REX is an internationally acclaimed architecture and design firm based in New York City. Believing architecture should actively empower its users and communities—not simply be a representational art—REX challenges and advances building paradigms and promotes the agency of architecture. This ethos guides the studio’s aspiration to produce inventive designs so functionally specific that they offer new and inspiring aesthetic experiences.
REX’s designers of varied cultural, social, and educational backgrounds are led by Founding Principal Joshua Ramus, and Associate Principals Alysen Hiller Fiore, Adam Chizmar, and Raúl Rodríguez García. Recently completed work
includes the Perelman Performing Arts Center at the World Trade Center in New York, New York, about which The New York Times architecture critic, Michael Kimmelman, raved, “Lower Manhattan could have hardly asked for a more spectacular work of public architecture;” The Lindemann Performing Arts Center at Brown University in Providence, Rhode Island, which, according to Sam Lubell in The New York Times, takes “theater architecture into new territory, pushing the notion of flexibility to its limits; to the point where you wonder if the whole idea of a theater—or any building for that matter—might be changing with it;” and 2050 M Street, a premium office building that hosts CBS’s Washington, DC bureau, which Josephine Minutillo, editor in chief of Architectural Record, declared “sits like a jewel in the city’s Golden Triangle business district.”
The firm’s work under design or construction includes a pair of mixed-use skyscrapers in Perth, Australia; two residential towers on the Brooklyn waterfront as part of the redevelopment of the iconic Domino Sugar Factory site; two hybrid retail and cultural hubs for Kia Motors in Seoul and Jeju, South Korea; an office tower in Brisbane, Australia; and the 4,050 m²
(43,600 sf) Necklace Residence on Long Island, New York.

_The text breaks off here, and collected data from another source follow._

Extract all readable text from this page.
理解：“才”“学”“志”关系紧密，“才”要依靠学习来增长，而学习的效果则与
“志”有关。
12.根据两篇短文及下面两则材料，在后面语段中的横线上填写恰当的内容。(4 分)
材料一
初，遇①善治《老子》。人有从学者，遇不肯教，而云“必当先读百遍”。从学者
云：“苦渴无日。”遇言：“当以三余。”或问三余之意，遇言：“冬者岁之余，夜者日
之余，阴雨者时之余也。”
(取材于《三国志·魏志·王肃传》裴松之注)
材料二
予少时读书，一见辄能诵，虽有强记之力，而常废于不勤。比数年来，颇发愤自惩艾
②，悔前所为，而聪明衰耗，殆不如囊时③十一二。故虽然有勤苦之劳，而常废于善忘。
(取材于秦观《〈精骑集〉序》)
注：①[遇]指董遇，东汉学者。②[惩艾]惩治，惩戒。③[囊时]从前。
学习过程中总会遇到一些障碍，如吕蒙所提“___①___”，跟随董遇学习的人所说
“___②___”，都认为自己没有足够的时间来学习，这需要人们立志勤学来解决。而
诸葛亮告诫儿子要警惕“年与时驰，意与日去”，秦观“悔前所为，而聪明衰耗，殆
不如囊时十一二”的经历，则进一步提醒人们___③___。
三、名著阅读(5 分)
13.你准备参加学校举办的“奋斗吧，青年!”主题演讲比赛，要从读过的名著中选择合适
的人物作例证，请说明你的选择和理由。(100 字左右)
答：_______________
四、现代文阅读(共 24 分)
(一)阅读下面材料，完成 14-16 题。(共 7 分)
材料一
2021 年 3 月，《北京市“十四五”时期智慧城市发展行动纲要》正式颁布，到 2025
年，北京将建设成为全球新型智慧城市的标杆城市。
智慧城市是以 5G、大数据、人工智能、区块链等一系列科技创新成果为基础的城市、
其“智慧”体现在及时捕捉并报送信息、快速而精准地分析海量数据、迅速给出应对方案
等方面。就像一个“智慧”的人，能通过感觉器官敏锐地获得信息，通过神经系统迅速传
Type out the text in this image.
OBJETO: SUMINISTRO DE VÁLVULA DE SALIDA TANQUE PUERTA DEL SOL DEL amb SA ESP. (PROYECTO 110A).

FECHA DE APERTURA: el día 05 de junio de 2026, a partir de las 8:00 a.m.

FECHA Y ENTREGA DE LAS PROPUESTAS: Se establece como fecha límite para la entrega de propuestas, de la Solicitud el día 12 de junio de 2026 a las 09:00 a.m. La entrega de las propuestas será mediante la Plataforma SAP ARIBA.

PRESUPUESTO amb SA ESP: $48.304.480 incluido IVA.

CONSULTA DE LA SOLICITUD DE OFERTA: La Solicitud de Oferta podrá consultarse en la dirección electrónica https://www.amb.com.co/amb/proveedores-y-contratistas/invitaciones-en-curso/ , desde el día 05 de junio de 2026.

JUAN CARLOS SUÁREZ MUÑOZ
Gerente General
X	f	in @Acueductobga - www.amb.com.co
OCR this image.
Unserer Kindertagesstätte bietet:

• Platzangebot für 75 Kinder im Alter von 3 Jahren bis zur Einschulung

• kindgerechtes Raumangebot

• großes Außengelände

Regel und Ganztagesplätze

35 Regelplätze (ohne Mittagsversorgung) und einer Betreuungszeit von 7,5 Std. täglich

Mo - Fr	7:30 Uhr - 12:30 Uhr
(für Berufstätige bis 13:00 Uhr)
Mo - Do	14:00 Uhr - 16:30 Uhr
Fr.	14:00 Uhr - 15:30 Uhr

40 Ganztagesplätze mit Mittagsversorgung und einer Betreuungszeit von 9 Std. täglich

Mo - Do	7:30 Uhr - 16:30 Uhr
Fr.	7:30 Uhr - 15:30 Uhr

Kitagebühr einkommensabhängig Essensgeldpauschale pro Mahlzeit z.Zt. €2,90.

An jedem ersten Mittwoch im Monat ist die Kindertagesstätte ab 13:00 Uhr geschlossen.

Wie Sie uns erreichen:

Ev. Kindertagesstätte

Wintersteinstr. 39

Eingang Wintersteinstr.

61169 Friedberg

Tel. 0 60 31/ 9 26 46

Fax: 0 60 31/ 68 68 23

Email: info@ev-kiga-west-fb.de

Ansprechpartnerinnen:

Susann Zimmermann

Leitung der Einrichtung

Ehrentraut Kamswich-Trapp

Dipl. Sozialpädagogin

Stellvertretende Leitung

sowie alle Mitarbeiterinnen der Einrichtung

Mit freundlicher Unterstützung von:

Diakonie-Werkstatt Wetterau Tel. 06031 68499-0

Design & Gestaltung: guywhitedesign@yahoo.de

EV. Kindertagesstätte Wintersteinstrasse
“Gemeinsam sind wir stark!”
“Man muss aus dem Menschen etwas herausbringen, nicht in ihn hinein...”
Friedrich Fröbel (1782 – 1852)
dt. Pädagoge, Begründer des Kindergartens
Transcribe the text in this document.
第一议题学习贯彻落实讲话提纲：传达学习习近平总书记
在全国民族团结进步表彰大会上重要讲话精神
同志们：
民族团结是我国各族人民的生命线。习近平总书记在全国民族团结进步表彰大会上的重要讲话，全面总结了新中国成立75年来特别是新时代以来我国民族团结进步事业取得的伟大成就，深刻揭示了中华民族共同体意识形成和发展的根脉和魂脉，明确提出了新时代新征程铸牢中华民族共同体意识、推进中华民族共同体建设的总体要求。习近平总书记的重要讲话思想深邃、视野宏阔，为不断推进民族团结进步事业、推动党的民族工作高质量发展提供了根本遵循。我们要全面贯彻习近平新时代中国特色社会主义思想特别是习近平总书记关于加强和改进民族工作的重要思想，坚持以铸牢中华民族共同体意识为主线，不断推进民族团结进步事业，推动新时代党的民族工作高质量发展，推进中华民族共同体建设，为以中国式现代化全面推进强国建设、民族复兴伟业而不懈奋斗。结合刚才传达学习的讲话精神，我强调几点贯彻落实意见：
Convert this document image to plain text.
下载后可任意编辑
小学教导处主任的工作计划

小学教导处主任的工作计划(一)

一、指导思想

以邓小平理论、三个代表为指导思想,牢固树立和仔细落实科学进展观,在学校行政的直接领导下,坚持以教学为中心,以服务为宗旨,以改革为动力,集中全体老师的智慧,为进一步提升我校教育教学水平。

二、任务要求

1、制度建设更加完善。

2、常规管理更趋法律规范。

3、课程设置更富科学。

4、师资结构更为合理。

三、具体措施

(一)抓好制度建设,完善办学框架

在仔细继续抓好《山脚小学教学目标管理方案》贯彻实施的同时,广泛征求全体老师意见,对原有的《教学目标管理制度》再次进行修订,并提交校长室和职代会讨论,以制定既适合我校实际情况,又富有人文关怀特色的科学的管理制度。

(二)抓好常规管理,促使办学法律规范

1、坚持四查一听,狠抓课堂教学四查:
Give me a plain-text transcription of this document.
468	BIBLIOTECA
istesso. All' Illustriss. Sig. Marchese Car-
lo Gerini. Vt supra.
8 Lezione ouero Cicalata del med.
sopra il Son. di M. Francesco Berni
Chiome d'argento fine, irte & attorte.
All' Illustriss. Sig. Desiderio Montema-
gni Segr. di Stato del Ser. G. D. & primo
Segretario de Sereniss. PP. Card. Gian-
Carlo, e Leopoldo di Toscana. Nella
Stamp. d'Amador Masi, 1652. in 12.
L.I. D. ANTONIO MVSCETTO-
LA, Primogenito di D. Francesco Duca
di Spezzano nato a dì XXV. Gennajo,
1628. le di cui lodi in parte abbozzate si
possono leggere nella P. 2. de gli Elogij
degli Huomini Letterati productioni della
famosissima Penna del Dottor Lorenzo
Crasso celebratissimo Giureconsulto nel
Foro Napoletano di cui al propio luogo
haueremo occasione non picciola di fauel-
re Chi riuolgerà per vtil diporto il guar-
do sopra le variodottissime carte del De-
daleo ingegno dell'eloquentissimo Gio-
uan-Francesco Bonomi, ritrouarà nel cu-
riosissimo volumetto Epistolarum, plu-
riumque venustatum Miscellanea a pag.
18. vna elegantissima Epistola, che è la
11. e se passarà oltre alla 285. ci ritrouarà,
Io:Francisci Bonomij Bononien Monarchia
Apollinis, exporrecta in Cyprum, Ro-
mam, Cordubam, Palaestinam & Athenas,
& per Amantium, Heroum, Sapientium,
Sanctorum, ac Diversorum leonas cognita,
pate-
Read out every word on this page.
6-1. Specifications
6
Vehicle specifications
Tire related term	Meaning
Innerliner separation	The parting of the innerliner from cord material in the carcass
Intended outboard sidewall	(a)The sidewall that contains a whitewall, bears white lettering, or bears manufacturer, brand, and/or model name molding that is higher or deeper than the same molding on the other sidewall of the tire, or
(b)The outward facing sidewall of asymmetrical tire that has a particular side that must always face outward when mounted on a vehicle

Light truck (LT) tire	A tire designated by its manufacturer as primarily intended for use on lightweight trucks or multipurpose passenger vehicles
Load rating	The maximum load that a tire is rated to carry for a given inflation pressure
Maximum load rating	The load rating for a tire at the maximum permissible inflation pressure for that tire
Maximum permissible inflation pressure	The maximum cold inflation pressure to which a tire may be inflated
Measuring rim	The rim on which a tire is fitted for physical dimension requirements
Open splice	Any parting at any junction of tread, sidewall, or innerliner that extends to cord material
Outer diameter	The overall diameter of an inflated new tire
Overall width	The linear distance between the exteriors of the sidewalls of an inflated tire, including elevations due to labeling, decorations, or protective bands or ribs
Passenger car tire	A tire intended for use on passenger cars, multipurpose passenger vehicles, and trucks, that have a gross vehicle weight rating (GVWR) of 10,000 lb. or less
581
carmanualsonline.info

Seminal projects in REX’s growth and continued advancement of architectural typologies include the AT&T Performing Arts Center Dee & Charles Wyly Theatre in Dallas, Texas; the Vakko Fashion Center & Power Media Headquarters in
Istanbul, Turkey; and the Seattle Central Library in the State of Washington. Joshua led the Seattle Central
Library—hailed by architecture critic Herbert Muschamp in The New York Times as “the most exciting new building it has been my honor to review in more than 30 years of writing about architecture”—while a founding partner of OMA New York
(the firm he later rebranded as REX).
Testimony to the firm’s design excellence and innovation, REX and Joshua’s projects have been recognized with top accolades from peer groups, including two American Institute of Architects (AIA) National Honor Awards, a U.S. Institute for Theatre Technology National Honor Award, an American Library Association National Building Award, Time
magazine’s Building of the Year, the International Design Awards (IDA) Building of the Year, two American Council of Engineering Companies’ National Gold Awards, a CTBUH Award of Excellence, inclusion in the prestigious Aga Khan
Award and Mies Crown Hall Americas Prize contests, listing in Architectural Digest’s AD100, and numerous state AIA, ArchDaily, Architect/Progressive Architecture, Architect’s Newspaper, Architectural Review/MIPIM, Architizer, and Wallpaper* design awards. Fast Company has twice named the firm one of the World’s 10 Most Innovative Companies in
Architecture and included it in its 2024 list of the 50 Most Innovative Companies in the World.